I have a kind of specific problem that I can’t seem to figure out. I have created a custom nn.Module mod1. This module contains a conv2d and a second nn.Module mod2 which also contains a conv2d. The calculation process is for mod1 to do a conv2d then sigmoid on its input, mod2 to do a conv2d then sigmoid on its input, then to add those two values together.
I am using a backward hook to track the grad_in and grad_out of mod1. If I do not add mod2’s value grad_in is the inverse sigmoid * grad_out as it should be. If I just return mod2s output value on its own mod1’s grad_in is (inverse sigmoid of mod2)* grad_out. However if I add the two values together like I need to do grad_in just contains two copies of grad_out.

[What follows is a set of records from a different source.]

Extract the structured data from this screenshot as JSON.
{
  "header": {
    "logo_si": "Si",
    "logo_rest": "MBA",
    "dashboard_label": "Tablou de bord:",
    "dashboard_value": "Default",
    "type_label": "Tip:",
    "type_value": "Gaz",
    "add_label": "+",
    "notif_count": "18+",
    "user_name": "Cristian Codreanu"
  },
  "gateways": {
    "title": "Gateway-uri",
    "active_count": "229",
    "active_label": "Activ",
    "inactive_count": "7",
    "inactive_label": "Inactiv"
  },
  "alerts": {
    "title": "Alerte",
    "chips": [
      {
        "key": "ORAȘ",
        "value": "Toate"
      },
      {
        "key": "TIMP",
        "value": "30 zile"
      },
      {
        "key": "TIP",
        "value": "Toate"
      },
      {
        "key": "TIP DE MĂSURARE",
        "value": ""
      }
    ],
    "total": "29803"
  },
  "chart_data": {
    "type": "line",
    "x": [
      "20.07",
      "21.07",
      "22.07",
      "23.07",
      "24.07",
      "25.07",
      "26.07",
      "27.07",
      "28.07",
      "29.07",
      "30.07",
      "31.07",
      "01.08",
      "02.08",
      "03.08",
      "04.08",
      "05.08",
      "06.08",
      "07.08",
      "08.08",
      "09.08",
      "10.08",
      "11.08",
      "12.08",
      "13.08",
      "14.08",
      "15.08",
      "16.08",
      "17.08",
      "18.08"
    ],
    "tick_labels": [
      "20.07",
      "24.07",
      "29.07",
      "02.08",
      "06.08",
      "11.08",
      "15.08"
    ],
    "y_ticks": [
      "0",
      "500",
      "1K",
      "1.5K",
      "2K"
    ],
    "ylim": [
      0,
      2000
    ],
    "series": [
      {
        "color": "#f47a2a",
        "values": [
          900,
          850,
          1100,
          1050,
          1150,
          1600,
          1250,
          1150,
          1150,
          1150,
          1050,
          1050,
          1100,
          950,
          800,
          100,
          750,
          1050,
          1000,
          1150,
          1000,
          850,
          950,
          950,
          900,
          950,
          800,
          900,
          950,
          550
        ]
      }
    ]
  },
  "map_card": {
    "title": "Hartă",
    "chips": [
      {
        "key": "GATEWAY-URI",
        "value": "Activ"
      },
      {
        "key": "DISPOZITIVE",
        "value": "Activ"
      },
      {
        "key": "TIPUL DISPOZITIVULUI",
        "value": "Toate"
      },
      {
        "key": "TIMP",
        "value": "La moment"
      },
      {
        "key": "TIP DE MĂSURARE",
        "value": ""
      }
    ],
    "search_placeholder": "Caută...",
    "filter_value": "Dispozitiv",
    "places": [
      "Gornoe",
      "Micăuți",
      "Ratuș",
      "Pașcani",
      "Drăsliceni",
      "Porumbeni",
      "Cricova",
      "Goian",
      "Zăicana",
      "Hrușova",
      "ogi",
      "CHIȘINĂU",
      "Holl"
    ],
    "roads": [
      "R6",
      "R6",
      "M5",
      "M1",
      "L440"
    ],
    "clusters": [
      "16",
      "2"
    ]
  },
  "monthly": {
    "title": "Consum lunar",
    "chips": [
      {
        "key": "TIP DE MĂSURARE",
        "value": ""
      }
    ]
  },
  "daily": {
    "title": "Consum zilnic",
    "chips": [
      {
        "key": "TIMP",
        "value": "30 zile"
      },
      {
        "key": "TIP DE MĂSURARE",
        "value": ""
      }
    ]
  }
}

Problem also exists in a much simpler situation. If I just use Mod1 and add 0.0001 to the output same thing happens. Conv2d->sigmoid makes grad_in be inverse sigmoid of grad_out. Conv2d->sigmoid->add 0.0001 makes grad_in = grad_out
After further digging it looks like the the actual value that gets passed to the input layer is the inverse sigmoid, but this value is not contained in grad_in. I was under the Impression when you register backward hook for a module grad_in is the final grad? This seems to imply grad_in is just an intermediary grad and not the final one?
It’s a little hard for me to understand what’s going on, but I’d suggest testing things out on a small scale (make a simple module, add a backwards hook) and see what happens.
It’s a simple module already. The one from my second comment is just two layers of a module that contains a single conv2d, applies, it then applies a sigmoid. If you call a backward hook on that grad_in is correctly, inverse sigmoid * grad_out. If instead you add a constant after applying the sigmoid, grad_out and grad_in are the same in the backward hook for the module. However, it seems that the inverse does get applied before going to the input layer and grad_in just isnt displayed properly in the backward hook which seems to only go one step into the modules multistep gradient calculation. If you’re a dev, I’d be happy to try to help get to the bottom of this. But otherwise, thank you for the reply! The actual grad is correct so I don’t have any issue with grad_in not being right in the backward hook function.